“Momma, Momma!” Patrick ran into the kitchen and waved a piece of paper in his mother’s face.
“What is it, Peanut?” She put the dishtowel in her hands on the counter. “Why aren’t you ready for school?”
She tugged the hockey jersey off Patrick and pushed him toward his room.
“But, Momma!” Patrick protested as he tripped over his hockey stick that lay in the doorway. “You’ve got to see this!”
Momma took the paper and looked at it. “What is this? Have you been on the computer this morning?”
“No, Momma,” Patrick pulled on his school sweater. “I printed it off last night.”
Too late, he remembered he was not supposed to be on the computer after bedtime.
Momma looked it over. She was curious to know what her eight years old son was up to.
It was an advertisement for a poster contest.
“See, Momma?” Patrick danced around her. “The winner gets free tickets to the Winter Olympics in Vancouver! I’ll get to see the hockey games in person!”

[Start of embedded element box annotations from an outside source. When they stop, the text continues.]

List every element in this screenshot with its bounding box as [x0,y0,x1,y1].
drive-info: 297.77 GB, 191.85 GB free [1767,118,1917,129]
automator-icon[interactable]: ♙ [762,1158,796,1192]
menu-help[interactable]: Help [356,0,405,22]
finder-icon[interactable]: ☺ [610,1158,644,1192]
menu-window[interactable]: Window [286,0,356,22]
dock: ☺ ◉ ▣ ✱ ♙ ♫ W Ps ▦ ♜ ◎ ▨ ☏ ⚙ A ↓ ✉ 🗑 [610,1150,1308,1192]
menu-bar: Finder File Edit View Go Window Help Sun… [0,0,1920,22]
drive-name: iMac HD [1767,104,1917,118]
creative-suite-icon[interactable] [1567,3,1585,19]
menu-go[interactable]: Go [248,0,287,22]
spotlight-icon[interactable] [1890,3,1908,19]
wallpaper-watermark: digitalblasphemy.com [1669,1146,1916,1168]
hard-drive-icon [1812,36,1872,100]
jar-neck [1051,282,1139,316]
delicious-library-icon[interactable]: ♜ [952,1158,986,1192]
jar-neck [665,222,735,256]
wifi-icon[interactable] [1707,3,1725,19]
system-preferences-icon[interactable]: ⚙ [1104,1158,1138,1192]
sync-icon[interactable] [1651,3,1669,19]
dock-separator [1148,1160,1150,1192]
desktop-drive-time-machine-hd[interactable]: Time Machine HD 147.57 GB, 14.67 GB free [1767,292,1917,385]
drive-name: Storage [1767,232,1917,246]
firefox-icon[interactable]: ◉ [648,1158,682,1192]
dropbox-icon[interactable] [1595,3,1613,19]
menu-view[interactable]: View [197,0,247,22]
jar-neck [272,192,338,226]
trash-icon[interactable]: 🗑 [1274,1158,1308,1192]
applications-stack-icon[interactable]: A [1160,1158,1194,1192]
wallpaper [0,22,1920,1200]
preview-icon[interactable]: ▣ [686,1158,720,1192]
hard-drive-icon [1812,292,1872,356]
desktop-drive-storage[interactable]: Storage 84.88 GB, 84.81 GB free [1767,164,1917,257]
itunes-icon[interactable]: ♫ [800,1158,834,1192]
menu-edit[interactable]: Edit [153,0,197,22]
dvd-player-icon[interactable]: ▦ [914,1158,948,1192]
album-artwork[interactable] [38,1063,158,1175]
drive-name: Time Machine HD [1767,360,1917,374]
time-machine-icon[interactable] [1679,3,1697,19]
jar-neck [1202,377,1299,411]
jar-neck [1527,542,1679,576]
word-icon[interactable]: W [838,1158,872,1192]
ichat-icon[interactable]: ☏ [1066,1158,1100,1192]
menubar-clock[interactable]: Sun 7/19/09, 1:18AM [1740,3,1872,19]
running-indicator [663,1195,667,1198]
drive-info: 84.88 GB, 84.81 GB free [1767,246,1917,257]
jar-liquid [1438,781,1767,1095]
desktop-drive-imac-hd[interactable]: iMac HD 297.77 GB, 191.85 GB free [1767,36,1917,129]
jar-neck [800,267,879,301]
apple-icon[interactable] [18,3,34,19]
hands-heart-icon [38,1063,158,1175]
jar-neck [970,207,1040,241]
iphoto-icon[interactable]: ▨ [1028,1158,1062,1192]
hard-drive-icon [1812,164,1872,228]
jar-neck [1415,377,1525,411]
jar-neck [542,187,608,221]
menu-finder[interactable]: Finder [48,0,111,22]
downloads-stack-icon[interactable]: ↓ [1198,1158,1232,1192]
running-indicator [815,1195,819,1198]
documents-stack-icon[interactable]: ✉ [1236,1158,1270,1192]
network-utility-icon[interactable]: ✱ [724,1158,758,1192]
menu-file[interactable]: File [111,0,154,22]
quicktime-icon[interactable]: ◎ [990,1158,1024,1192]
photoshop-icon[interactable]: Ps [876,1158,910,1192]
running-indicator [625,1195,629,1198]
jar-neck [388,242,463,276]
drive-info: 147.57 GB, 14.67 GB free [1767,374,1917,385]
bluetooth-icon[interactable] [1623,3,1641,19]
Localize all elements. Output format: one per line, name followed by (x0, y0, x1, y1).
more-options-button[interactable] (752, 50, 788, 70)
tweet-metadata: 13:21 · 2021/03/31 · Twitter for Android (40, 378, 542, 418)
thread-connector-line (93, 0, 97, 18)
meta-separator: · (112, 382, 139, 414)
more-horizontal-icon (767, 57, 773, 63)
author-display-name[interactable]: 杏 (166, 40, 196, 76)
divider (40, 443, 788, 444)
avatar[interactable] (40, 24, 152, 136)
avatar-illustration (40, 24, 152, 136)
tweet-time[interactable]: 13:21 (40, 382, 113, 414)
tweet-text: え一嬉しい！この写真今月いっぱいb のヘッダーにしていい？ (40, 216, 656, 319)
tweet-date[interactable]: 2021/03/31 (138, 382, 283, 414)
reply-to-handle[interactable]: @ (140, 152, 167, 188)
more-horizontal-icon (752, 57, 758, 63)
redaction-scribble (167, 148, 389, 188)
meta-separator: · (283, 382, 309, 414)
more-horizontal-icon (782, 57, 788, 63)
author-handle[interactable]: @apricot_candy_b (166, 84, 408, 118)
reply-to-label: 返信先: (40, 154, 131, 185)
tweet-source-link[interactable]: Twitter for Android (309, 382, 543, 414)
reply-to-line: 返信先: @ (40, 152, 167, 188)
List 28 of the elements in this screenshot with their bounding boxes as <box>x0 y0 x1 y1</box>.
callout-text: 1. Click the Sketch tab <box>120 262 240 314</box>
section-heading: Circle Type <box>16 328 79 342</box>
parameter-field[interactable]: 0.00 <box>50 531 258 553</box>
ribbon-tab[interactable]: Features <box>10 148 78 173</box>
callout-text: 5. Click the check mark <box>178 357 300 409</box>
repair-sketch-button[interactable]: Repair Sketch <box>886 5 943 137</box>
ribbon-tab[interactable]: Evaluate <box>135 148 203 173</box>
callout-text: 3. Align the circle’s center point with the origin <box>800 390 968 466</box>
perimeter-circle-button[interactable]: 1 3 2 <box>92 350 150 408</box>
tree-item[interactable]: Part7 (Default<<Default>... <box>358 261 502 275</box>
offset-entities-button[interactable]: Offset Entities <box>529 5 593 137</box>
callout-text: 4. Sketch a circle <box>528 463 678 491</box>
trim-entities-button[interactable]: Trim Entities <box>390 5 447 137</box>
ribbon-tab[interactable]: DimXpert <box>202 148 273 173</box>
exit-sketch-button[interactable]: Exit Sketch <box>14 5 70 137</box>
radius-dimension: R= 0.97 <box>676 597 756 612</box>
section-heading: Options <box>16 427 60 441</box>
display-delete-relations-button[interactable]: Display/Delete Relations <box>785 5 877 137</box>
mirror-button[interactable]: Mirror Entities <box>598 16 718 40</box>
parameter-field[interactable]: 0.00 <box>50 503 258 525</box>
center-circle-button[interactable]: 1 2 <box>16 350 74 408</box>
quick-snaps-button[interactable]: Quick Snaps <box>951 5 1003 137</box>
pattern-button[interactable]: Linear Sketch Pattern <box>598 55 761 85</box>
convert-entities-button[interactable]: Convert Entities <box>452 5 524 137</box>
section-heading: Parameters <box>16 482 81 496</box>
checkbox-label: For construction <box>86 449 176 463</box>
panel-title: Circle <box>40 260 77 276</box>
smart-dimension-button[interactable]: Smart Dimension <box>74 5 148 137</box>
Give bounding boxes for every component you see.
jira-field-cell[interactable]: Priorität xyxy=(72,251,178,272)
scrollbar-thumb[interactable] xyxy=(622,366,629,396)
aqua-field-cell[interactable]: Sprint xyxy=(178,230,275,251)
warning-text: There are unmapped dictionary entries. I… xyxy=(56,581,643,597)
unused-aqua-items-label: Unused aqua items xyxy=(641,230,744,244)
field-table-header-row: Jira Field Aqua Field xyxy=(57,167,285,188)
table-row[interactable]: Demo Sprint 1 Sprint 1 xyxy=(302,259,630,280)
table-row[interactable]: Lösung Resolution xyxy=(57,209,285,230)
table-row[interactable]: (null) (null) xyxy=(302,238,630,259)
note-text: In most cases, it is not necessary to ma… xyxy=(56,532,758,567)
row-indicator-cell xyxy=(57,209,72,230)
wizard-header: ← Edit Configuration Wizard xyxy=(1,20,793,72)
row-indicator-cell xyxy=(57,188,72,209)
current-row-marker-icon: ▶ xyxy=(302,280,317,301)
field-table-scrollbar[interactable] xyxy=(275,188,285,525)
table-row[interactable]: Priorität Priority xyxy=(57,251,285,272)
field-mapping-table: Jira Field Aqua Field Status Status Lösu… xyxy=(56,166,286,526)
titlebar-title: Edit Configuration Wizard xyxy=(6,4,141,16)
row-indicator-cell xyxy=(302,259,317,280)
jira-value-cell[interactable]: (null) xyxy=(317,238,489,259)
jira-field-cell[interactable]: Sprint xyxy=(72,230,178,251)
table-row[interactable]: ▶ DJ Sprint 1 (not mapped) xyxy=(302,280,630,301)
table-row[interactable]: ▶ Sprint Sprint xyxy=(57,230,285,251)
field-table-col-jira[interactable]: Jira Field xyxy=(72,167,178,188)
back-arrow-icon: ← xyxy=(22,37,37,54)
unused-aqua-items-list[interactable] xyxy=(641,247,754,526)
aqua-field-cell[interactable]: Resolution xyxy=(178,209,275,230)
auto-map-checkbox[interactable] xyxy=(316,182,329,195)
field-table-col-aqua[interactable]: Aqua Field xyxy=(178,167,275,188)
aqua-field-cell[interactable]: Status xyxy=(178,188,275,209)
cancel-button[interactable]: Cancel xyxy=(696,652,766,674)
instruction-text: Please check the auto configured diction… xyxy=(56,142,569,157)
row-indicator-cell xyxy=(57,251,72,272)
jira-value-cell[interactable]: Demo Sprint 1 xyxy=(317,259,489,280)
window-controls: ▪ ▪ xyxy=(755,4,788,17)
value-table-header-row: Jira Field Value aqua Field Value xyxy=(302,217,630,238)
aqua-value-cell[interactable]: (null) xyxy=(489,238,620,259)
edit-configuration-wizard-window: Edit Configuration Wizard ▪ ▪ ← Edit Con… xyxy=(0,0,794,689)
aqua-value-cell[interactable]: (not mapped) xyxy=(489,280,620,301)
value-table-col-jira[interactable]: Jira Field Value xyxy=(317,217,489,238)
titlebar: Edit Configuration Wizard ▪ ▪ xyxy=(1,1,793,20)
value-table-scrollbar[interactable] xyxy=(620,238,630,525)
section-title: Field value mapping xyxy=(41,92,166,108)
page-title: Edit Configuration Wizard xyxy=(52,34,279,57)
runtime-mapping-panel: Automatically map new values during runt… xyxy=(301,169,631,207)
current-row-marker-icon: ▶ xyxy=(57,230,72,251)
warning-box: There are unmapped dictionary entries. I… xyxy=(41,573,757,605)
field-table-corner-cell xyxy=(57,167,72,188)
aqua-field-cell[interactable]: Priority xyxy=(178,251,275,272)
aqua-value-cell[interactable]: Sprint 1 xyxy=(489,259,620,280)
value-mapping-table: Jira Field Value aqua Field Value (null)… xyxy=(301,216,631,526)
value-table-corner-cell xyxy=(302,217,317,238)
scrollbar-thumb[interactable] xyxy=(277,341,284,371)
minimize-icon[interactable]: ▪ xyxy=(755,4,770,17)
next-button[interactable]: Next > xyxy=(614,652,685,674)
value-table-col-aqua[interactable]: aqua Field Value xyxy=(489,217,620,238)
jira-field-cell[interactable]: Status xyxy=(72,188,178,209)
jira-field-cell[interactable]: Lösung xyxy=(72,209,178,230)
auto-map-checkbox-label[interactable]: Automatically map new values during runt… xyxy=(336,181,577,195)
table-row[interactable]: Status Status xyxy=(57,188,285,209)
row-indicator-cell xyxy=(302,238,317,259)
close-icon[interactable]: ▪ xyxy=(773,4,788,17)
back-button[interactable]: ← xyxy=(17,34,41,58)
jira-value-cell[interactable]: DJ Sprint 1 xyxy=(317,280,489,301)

“Now, wait a minute, Peanut.” Momma looked closer. “This is a “Why I love Canada” theme.”
“I love Canada!” Patrick crowed.
“Well,” Patrick’s grey eyes clouded over as he thought about it. “I was born here.”
“I’ve lived here all my life.”
“And?” Momma was not going to let him get by with just that. “Think about it while you are in school today. If you can come up with something good, then you can do it.”
“Thanks, Momma!” Patrick hugged his mother and then pulled on a heavy jacket.
“And after school, you will have a talk with father and me about breaking rules, too.”
“Yes, Momma.” He dashed out the door just in time to meet the bus for school.
All morning he thought about it.
Why did he love Canada?
He loved winter and the snow. He especially liked hockey. He wanted to be just like Orr, one day. The First Nation People fascinated him. He wished he had been born an Inuit and lived in ice houses, too.
Mr. Pinkle, the Social Studies teacher, was Patrick’s favorite. He often dressed up in costumes or brought in strange objects. Today was no different. This morning, Mr. Pinkle walked in wearing an Inuit costume. Complete with skins, shells and everything. It looked funny with his bright red hair and freckled skin. His glasses slipped down on his nose and reflected the sunlight from the windows.
Patrick learned a lot about the First Nation Peoples that day. Shame filled his heart as he learned how the government abused them and he thought about his poster. Maybe he had better give up that idea. How could he say he loved Canada when they treated the First Nation that way?
Just when he had given up all hope of winning a chance to go to the Olympics, Mr. Pinkle pulled out a newspaper. It had an article on the front page. “Prime Minister Delivers Apology to First Nation” it read. Mr. Pinkle taught the class how the government apologized to the Indian people of Canada and worked to make things better for them.
A light dawned in Patrick. That was it!
Excitement filled him again as he waited for the final bell of school. He thought the day would last forever! Classes dragged and lunch seemed like an eternity.
At long last, the bell rang and children poured out of the building and onto the waiting buses.
The ride home was interminable as it drove and stopped, drove and stopped. It finally reached his house and he jumped out and ran in.
Momma had just gotten home from her job and had taken off her coat in the hall.
“Momma!” Patrick ran up to her and hugged her tight. “I’m sorry I broke the rules last night. I was so excited about the poster contest, I forgot.”
“That’s alright, Peanut.” Momma hugged him back. “Did you think of something for your poster?”
“Yes!” Patrick stood back and proudly stuck out his chest. “Mr. Pinkle taught us about the First Nation and how they were treated.”
Momma was confused. “But I don’t see how that…”
“Its gonna be perfect, Momma!” Patrick interrupted. “My poster is going to say, “I love Canada because we can say ‘I’m sorry’! And, I am going to draw First Nations on it and everything! What do you think?”
She smiled gently. “It will be perfect, Peanut!”